We all have people in our lives whom we want to change for the better, and we take the stress of trying to push these people to change. We think we are helping these people by trying to push them. After all, it is for their own good.
Therefore under the garb of trying to help, we try different tactics. We try cajoling them; we get aggressive with them, or we try to coach them. But, nothing works. These folks don’t change. Only our stress builds up.
Over the years, I have realized this idea of trying to change somebody-your kids, spouse, colleagues, or friends-it is a dead end. You cannot change anyone unilaterally unless that other person is prepared to change.
If You Want To Change Someone, Coercion Will Certainly Not Work
How would you feel if someone pushes you to change when you are not ready?
Whenever someone tries to make you do something that you are unwilling to do, you will resent it, even if it is the right thing. Because, at some level, you feel that the other person is not trusting you to figure things out for yourself.
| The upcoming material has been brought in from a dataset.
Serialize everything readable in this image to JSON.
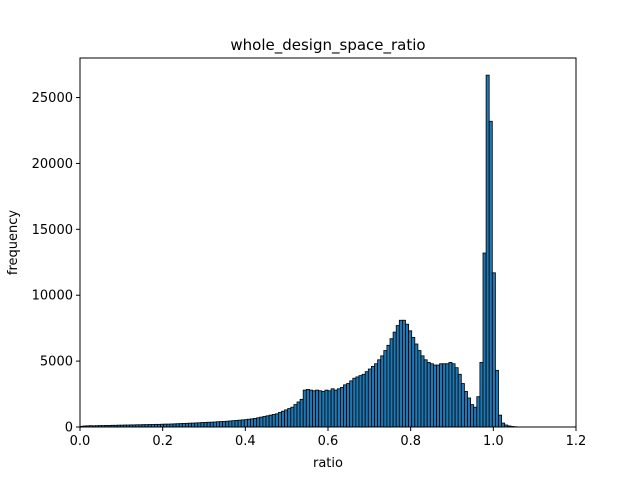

You feel as if your autonomy and your right to choose your actions are being violated. Even if you end up doing what is required, in a weird way, you will not feel any emotional satisfaction that you would normally get from doing the right thing. Because the other person made you do it.
If coercion will not work with you, why do you think it will work on someone?
How About Being Nice And Trying To Be Helpful. Will It Change Someone?
Often, we go above and beyond doing something extra for some folks, hoping to make them feel better and make them change through the goodness of our actions. But ironically, we only end up imposing feelings of guilt, shame, and embarrassment.
A junior team member is struggling with putting together an important presentation. She has shared two drafts, and you are just not satisfied. Instead of guiding and supporting her, you decide you want to show her how it is done. So you unilaterally rework the entire presentation on your own and send her the final version. You might be thinking she will be grateful because you have done her work and also shown her how an excellent presentation is prepared. But, far from inspiring or changing her, you have completed demotivated her. Thanks to what you have done, she now feels inadequate and incompetent because of not being able to do a good job in the first place.
Most times trying to change others involves some form of coercion or manipulation. They don’t work.
This then raises a fundamental question. How do you help someone(remember, I have already established it is futile to try and change someone) who you believe is self-sabotaging and doing stuff that would lead to future pain?
I feel there are three ways to help someone.
Lead Through Your Actions
The first and most obvious way is to lead through your own actions and behaviors. Not by writing the presentation yourself. That is not leading by example. Leading by your actions means you do what you have to do in a manner where the other person can observe you doing it.
So, you sit with the colleague, brainstorm with her, and guide her to do what you would have done. She will then learn and hopefully can replicate.
Don’t Impose-Be A Bouncing Board
The second way is to be a bouncing board without trying to impose your ideas. Maybe rather than telling the person what needs to be done, you can lead by asking better questions. Instead of saying do this or do that, ask the person if he can do something differently. Let the others figure it out on their own.
Most people don’t think about their actions deeply. They don’t know their own biases. SO if you can show up and ask them questions that make them notice their own motivations, you can become a powerful agent of change.
The last and possibly the most effective way is to offer your unconditional support.
Too often, our idea of trying to make the other person change is in a way linked to our self-worth. We have these silly notions like” If the team member does not perform, I will fail in my goals,” or ” If my kid falters, I have failed as a parent.”
Therefore our idea of support and help always goes with some strings attached. “I will help you this way, and if you do this, then we can achieve the outcome we want.” We help while making the other person feel as if they owe us something. This is very subtle and manipulative.
So the right way to support unconditionally goes like this. “I have some ideas about your situation. Let me know if you want to talk about it.” Leave it there. When people are ready, they will come to you seeking your help. They will be willing to listen to you and try out what you tell them, and they will genuinely appreciate you for the support.
Take this to be a mental model. You cannot change someone for the better if that person is not ready or prepared to change. Don’t waste your emotional energy trying to change others. Instead, focus on what you can do to nudge the person to change. Lead through your actions, don’t impose-be a bouncing board and support unconditionally.
Yesterday, I was clever, and I wanted to change the world. Today, I am wise. So, I am changing myself.